Posted by: muledriver | November 02, 2005 at 12:52
When men and women named Bush, Rumsfeld, Rove, Rice, Cheney and Wolfowitz want a prison and you know it will be some ex-wwii ss prison, because is it ever really ex. Is it my imagination or do most of them have german surnames?
Posted by: DeadB0y | November 02, 2005 at 16:21
Also the Washington Post refused to name the East European countries because the military (US) asked them not too. Again newspapers show us that they do not print for us, John Q.
Posted by: hal | November 02, 2005 at 17:38
The neocons think they're Jack Nicholson in A Few Good Men.
Posted by: lovable liberal | November 02, 2005 at 17:56
One of the saddest aspects of this is the Bush criminalization of our military. Just the thought that if my children were younger, one, or more, of them could be a guard, a torturer, a gestapo in one of these hellholes.
Posted by: DJean | November 02, 2005 at 18:04
At some point, the rest of the world has to tell the Bush administration -- enough! Smarten up! Not only are you dragging your own country into the mother of all quagmires, but you are dragging your allies into this mess as well.
Posted by: CathiefromCanada | November 03, 2005 at 01:27
Follow the aircraft and not the money!
Both the UK Independent and Times are reporting that the secret prisons are most likely located in Poland and Roumania. From the Independent:
The Bush administration has been accused of operating secret detention facilities beyond the reach of the law and outside official oversight at bases in two eastern European countries. The facilities - said to be located in Poland and Romania - are part of a larger "gulag" used by the US to hold prisoners seized in the so-called war on terror.
Using the flight logs of a plane used by the CIA for transporting prisoners and other unspecified information, a leading human rights group said it believed the facilities were located in the two former Soviet bloc countries and first used in 2003.

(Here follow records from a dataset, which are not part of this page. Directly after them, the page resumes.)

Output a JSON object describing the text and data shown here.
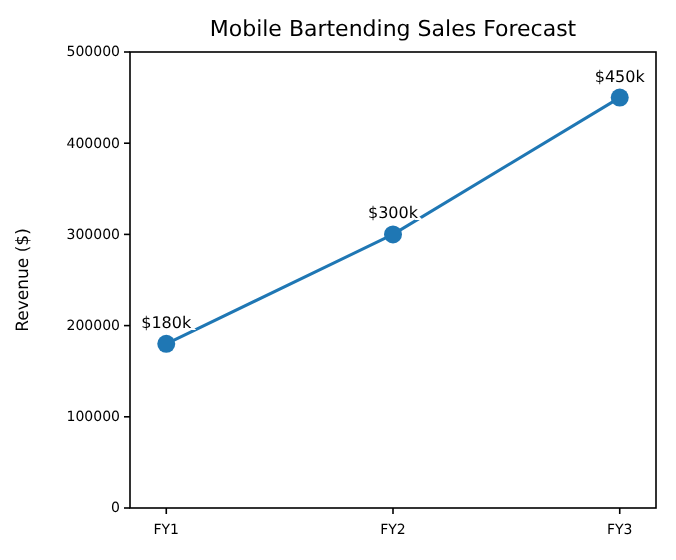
{
  "chart_data": {
    "type": "line",
    "title": "Mobile Bartending Sales Forecast",
    "ylabel": "Revenue ($)",
    "categories": [
      "FY1",
      "FY2",
      "FY3"
    ],
    "series": [
      {
        "color": "#1f77b4",
        "values": [
          180000,
          300000,
          450000
        ],
        "value_labels": [
          "$180k",
          "$300k",
          "$450k"
        ]
      }
    ],
    "ylim": [
      0,
      500000
    ],
    "yticks": [
      0,
      100000,
      200000,
      300000,
      400000,
      500000
    ],
    "marker": "circle",
    "grid": false
  }
}
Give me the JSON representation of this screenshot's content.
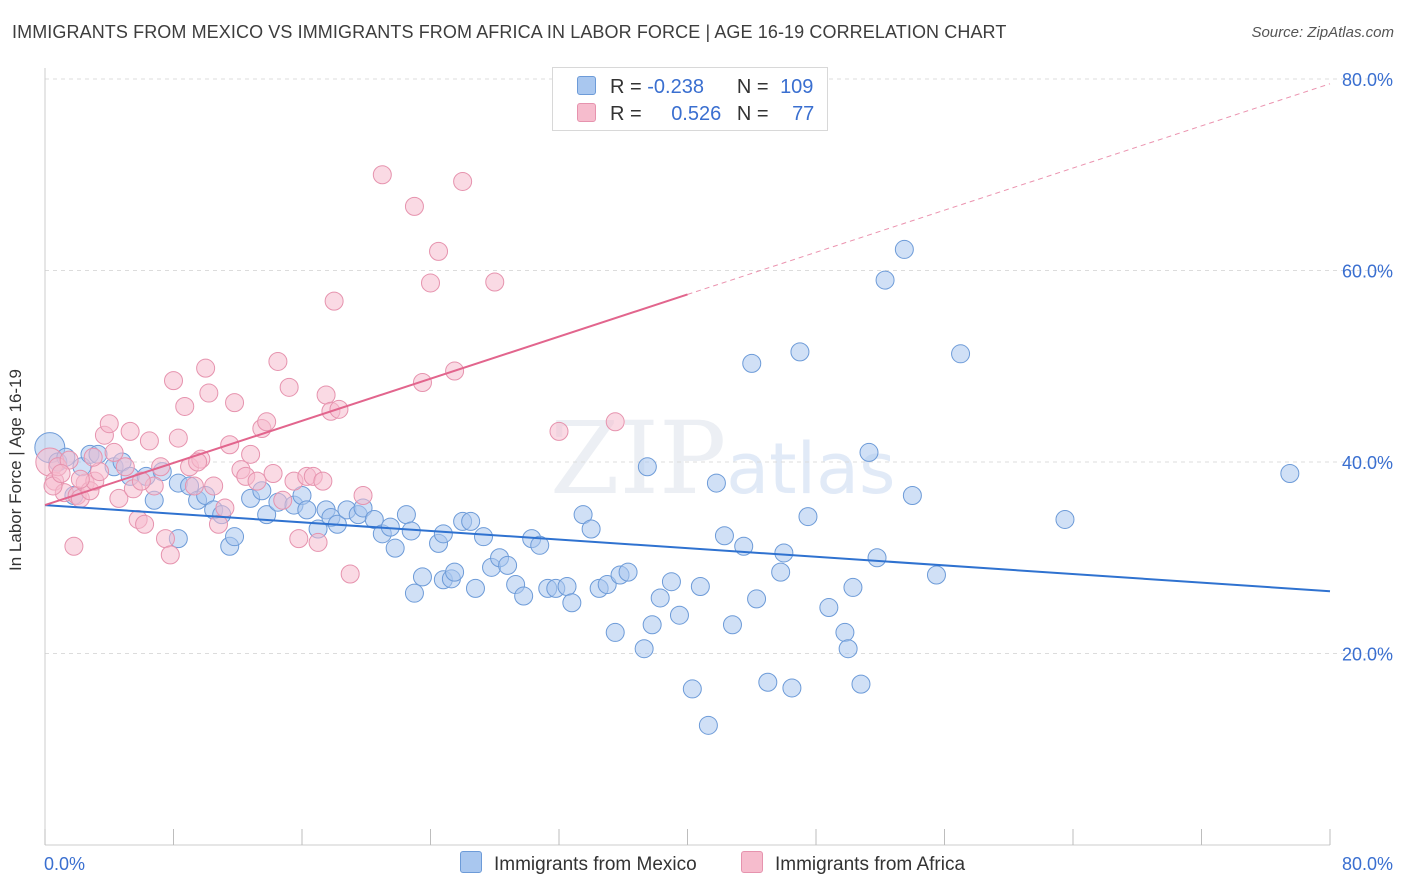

Tom Malinowski of Human Rights Watch told The Independent: "These are the areas we are highly confident about, based on the flights logs and other information we have."
The investigation by the New York-based group has focused on the logs of a Boeing 757 jet with the tailgate marker N313P. This plane has been widely identified as being used by the CIA for the transportation and "renditioning" of terror suspects outside the US. Until recently, it was registered to a Massachusetts-based company believed to be a front for the CIA.
Using this data Human Rights Watch discovered that, in September 2003, it flew directly from Kabul to Szymany airport, near the remote Polish town of Szczytno, north of Warsaw, home to a training facility for the Polish intelligence service.
From there, the plane flew directly to Mihail Kogalniceanu air base, close to the Romanian city of Constanta on the Black Sea coast. The Pentagon is involved in negotiations to take over the airbase's operation. Throughout 2004, the plane made a number of other visits to Kogalniceanu, on which the US has spent at least $3m upgrading facilities in preparation for taking it over.
The Independent also has a 'puff piece' about Poland and Roumania entitled "Former Soviet satellites look to US as a role model." The problem is they seem to have adopted some of the worst parts of the model.
The Times site sometimes charges for non-UK users.Also posted in the comments at Kos.
Posted by: blowback | November 03, 2005 at 11:45
Human Rights Watch says the prisons are probably in Poland and Romania, at a minimum.
Posted by: Nell | November 03, 2005 at 12:26
Sorry -- hadn't refreshed before commenting, so missed blowback's update.